België is nu de leider geworden van het ad-hocgroepje dat aan het uitwerken is hoe dat er voor de toekomst uit moet zien. In de tussentijd is de tijdelijke maatregel twee keer verlengd, eerst tot 1 januari en nu tot 1 juli.
Verordening 883
Uiteindelijk moet je waarschijnlijk in verordening 883 gaan landen, maar dat kost inderdaad jaren, nog afgezien van het feit dat er met verordening 883 niet zo veel vooruitgang wordt geboekt. Al sinds 2016 wordt geprobeerd om die te veranderen, maar er zijn onderdelen waar Nederland tegen is en er zijn onderdelen waar andere landen tegen zijn. Dat is dus niet de oplossing die hier op 1 juli voor gaat zorgen.
Multilaterale overeenkomst
Er moet dus een tijdelijke oplossing komen. Vandaar die ad-hocgroep. De inzet daarvan is om tot een multilaterale overeenkomst te komen: geen patchwork van allemaal bilaterale overeenkomsten, maar echt een multilaterale overeenkomst.

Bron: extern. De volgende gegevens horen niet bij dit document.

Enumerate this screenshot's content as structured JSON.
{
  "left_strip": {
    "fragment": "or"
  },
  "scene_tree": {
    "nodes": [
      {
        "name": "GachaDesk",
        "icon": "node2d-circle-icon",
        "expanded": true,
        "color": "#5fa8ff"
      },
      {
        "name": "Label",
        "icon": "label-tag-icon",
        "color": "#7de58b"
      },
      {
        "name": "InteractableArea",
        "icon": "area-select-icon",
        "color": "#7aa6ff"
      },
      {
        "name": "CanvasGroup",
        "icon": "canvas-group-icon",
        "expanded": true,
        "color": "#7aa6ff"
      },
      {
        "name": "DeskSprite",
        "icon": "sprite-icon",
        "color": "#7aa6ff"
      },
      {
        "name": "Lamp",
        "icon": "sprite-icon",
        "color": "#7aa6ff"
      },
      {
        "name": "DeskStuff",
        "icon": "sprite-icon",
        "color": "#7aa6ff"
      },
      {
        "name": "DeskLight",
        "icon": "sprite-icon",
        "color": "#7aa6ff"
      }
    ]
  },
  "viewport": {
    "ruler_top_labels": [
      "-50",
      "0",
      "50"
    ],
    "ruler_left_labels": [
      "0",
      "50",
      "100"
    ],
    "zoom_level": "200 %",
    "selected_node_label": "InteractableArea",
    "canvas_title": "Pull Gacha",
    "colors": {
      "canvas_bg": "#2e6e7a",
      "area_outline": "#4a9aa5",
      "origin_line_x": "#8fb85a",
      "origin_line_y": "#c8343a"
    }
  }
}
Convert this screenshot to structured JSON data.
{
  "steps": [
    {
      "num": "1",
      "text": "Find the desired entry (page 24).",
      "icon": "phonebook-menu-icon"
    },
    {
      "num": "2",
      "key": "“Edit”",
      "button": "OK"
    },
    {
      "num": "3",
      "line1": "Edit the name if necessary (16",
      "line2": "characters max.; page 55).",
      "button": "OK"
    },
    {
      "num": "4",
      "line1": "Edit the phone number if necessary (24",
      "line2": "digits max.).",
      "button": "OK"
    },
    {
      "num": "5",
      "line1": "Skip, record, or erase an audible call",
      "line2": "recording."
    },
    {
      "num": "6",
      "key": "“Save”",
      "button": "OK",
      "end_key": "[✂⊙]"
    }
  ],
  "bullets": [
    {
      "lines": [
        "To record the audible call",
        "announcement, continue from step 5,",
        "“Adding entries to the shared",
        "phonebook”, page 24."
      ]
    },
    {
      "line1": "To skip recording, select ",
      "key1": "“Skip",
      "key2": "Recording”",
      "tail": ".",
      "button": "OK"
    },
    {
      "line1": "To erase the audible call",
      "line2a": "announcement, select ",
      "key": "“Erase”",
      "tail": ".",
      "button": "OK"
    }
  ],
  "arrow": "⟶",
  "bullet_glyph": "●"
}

Er zijn drie landen waarmee we het sowieso gelijk zouden willen zien: Duitsland, België en Luxemburg.
Eind maart duidelijkheid
Die gesprekken zijn heel ver. Wij verwachten dat eind maart duidelijk wordt of het lukt en, zo ja, hoe. Dat zal ik uw Kamer natuurlijk laten weten. Ik kan u wel alvast vertellen dat de contouren daarvan erg lijken op de afspraak die al tussen Duitsland en Oostenrijk is gemaakt en dat is natuurlijk niet per ongeluk. Tot 1 juli kunnen wij dus gewoon verder met waar we staan qua sociale zaken.

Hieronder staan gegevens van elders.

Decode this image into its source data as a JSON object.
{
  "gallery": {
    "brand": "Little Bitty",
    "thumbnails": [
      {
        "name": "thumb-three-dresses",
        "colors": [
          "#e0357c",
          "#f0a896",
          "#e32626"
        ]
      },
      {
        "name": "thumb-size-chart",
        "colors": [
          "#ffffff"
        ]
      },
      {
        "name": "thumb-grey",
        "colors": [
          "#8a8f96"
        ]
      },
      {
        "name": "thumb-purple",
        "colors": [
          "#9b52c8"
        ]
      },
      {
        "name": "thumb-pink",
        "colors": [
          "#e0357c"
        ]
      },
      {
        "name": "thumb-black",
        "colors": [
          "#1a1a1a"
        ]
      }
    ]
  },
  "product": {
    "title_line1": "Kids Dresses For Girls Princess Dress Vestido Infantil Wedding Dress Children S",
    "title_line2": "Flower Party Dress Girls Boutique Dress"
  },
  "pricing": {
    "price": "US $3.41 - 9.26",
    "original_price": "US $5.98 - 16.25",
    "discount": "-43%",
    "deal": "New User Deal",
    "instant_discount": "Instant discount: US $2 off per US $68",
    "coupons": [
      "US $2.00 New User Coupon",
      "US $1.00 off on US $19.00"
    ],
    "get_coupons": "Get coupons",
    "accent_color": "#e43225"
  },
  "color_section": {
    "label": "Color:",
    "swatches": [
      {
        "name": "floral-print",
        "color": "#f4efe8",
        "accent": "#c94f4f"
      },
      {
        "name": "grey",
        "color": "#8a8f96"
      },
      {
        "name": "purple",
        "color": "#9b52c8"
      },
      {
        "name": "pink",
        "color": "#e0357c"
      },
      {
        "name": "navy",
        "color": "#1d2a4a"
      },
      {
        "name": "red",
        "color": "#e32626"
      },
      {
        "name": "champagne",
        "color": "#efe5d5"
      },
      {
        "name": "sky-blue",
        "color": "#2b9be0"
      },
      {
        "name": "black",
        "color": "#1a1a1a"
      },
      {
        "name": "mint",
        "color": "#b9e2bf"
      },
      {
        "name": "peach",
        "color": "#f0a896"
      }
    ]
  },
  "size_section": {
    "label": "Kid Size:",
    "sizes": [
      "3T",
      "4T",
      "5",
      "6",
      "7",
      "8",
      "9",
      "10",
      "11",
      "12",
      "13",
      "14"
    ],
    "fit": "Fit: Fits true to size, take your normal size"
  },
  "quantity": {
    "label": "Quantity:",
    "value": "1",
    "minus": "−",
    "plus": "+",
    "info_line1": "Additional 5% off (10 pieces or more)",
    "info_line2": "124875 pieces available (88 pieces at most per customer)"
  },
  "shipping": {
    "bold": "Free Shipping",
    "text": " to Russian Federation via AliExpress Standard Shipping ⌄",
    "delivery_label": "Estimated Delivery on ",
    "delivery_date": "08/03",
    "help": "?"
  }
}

De uitkomst kan zijn dat er 1 juli multilaterale afspraken gemaakt kunnen worden. Dan kan de afspraak zijn dat er eerst nog een implementatietermijn is en noem maar op.

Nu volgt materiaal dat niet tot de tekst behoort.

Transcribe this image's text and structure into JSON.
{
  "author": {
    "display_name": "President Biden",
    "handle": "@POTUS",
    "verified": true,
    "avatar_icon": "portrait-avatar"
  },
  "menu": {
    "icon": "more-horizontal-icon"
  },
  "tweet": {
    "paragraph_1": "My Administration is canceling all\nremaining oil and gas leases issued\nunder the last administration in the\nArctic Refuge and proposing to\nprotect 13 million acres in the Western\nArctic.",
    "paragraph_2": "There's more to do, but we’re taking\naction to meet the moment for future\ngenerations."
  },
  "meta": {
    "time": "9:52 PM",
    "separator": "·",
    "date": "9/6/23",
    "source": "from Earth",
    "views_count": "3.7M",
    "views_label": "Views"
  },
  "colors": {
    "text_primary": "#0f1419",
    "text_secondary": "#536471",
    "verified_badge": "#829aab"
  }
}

De inzet van Nederland, maar ook van België, Duitsland en Oostenrijk op dit dossier is belangrijk. Dat zijn echt de spelers die dit samen voor elkaar proberen te krijgen. Ik zei al dat we hopen eind maart tot afspraken te komen, en dan hoort u dat. Dat betekent dus dat we nu geen bilaterale afspraken hebben met Duitsland en België.
Twee dagen thuiswerken
Dan naar de inhoud van wat je wilt. Welk percentage zou je mogen thuiswerken, als het kan en mag van de werkgever? Want alles moet natuurlijk in goed overleg. Mijn inzet zou eigenlijk boven de 40% zijn. Waarom? Omdat veel mensen vier dagen werken en die gun je ook dat ze twee dagen thuis kunnen werken, maar dan zit je dus op 50%. Als je heel veel hoger gaat, zullen de werkgevers dat denk ik niet zo prettig vinden. Dan is twee dagen thuiswerken dus een beetje de norm. We zijn nog aan het zoeken wat die norm precies moet zijn. Vandaar dat ik me nog niet helemaal wil vastpinnen op 40%, omdat daar een nadeel aan zit voor de mensen die vier dagen werken. Maar dit is wel een beetje het model: twee dagen kunnen thuiswerken in een vier- of vijfdaagse werkweek.
Tussenoplossing
Op welke termijn acht ik het realistisch dat de Europese verordening wordt aangepast? (…) Ik zei het net al even: dat kan echt nog jaren duren. Vandaar dat we nu een tussenoplossing hebben, met die multilaterale overeenkomst die hopelijk eind maart tot wasdom komt.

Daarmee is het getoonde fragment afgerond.